Holding China accountable is not a ‘blame game’|Joseph Long
Only two weeks ago Boris Johnson, the British Prime Minister, insisted in a press conference, despite the grim statistics, that Christmas celebrations in Britain should go ahead, for it would be “inhumane” on the part of the government to cancel family get-togethers in the festive season. Two days after the press conference in which Johnson urged the British public to scale back their plans and “have a merry little Christmas,” in an unexpected U-turn on the relaxation rules, the British government announced a full lockdown but in name on most of England last week. From December 20, London, along with the South East and the North, went into lockdown-like “Tier 4” curbs, under which millions of Britons are ordered to stay at home and gatherings of any kind are banned. Businesses are closed with the exception of supermarkets and groceries stores. “Christmas cancelled. Thank you China,” tweeted Nigel Farage, leader of the Brexit Party, soon after the announcement.
Much as one might dislike Farage’s politics, one has got to agree that what he said about China is right.

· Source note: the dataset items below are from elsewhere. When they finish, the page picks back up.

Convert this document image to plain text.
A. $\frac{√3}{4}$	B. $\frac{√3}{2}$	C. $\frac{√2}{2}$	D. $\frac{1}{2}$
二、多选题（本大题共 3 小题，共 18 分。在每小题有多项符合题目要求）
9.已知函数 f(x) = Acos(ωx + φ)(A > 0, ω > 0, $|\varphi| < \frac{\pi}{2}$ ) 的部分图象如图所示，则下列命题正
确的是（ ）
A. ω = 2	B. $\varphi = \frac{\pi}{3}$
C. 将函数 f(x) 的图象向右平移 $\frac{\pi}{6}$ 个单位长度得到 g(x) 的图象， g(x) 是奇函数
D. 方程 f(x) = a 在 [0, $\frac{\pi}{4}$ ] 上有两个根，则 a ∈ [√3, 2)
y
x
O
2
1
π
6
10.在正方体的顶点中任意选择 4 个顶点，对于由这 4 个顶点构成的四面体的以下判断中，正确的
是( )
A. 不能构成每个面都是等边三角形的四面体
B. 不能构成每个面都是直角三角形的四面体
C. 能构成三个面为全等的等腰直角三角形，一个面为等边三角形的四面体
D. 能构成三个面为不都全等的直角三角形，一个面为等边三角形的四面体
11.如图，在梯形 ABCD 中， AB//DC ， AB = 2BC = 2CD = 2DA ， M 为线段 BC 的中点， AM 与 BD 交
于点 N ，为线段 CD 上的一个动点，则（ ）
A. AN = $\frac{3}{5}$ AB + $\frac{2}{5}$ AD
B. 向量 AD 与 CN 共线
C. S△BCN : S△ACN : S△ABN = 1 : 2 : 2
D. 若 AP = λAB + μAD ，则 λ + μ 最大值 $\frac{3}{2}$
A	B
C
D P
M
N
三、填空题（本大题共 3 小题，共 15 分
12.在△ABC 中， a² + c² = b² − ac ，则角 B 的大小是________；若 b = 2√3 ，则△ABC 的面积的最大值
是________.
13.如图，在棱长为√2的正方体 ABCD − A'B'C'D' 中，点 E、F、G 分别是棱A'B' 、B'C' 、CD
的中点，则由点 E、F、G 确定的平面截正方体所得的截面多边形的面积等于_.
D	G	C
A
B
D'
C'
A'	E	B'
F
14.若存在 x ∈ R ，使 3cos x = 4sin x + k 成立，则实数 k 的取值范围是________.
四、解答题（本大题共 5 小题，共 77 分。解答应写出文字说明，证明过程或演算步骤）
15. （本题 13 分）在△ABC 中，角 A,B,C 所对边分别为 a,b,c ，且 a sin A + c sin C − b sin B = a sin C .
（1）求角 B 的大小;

Farage is justified to attribute the pandemic ultimately to China, as is US Secretary of State Mike Pompeo, who, with good reason, pointed out in his speech back in July this year that “today we’re all still wearing masks and watching the pandemic’s body count rise because the CCP [Chinese Communist Party] failed in its promises to the world.” Thus far, the Chinese government has denied accusations made by western countries such as the United States and Australia that it deliberately concealed information about the virus and its initial outbreak in Wuhan, maintaining that it has always been upfront since the onset. In fact, such is the intensity of China’s insistence of its innocence that when Australia called for an investigation into the origins of the coronavirus and suggested recruiting independent investigators akin to “weapons inspectors” to determine the source of major disease outbreaks, China hit out and later announced a ban on Australian coal, along with other Aussie products, at its own expense. The ban on Australian coal surely reflects Beijing’s anger over the issue, for it was enforced notwithstanding a serious power shortage in the country which saw factories falling silent and office workers being forced to climb the stairs of high-rise buildings. In parts of China people are even banned from switching on their heating unless the mercury drops below 3° C.
It is understandable why China is on the warpath whenever the world mentions the word “coronavirus” – Beijing is hot under the collar precisely because the virus indeed originated in China. As a matter of fact, leaked documents showed that the Chinese authorities knew that the virus was highly transmittable as early as back in December 2019, yet not until late January did they own up to the fact – they had downplayed the scale of the outbreak and supplied false information to the WHO until at least mid-March. Earlier this month, the CNN gained access to a 117-page leaked dossier from the Hubei Provincial Center for Disease Control and Prevention and revealed that at the start of the outbreak, Chinese officials gave the world more optimistic data than they had access to internally. It has also been uncovered that a large and previously undisclosed outbreak of influenza happened in early December in Hubei province. Had it not been for China’s cover up of the scale of the outbreak in Wuhan in the first place back in January, we surely would not have found ourselves in this pickle: Taiwan and Korea came out of this all in all unscathed mainly because the two countries never trusted the Chinese authorities and the information they supplied to the WHO in the first place. If anything, it is Xi Jingping who has the blood of the 1.5 million people around the world who died of the coronavirus on his hand.
Now that a more transmittable mutant strain of the coronavirus has been found in the UK, Britain now seems to have taken the place of China as the new Typhoid Mary. Naturally, no one could be more excited by this new development than China, whose marionettes in Hong Kong have already started to refer to the coronavirus as the “English Virus” in their press conferences. Whereas it is indubitable that the British government’s response to the virus has been ignominious in its sheer incompetence in handling the outbreak and the subsequent epidemic in the country, it does not follow, as many are suggesting, that attributing the coronavirus to China is part of a “blame game” whose aim is but to divert the focus from the west’s incompetence in handling the pandemic. The two facts are not logically disjoint. The UK’s response to the pandemic might be contemptible, but that does not mean that China is off the hook. In fact, the west’s culpability is in no way comparable to that of China. The UK and US might be incompetent in handling the virus but China went so far as to cover up the epidemic back in early December in 2019, and when that failed they downplayed the whole situation and supplied false information and data to the WHO. It has never been a blame game, but a matter of holding the country accountable for this great disaster to humanity for which 1.5 million people paid with their lives.
(Joseph Long is a London-based writer and linguist from Hong Kong.)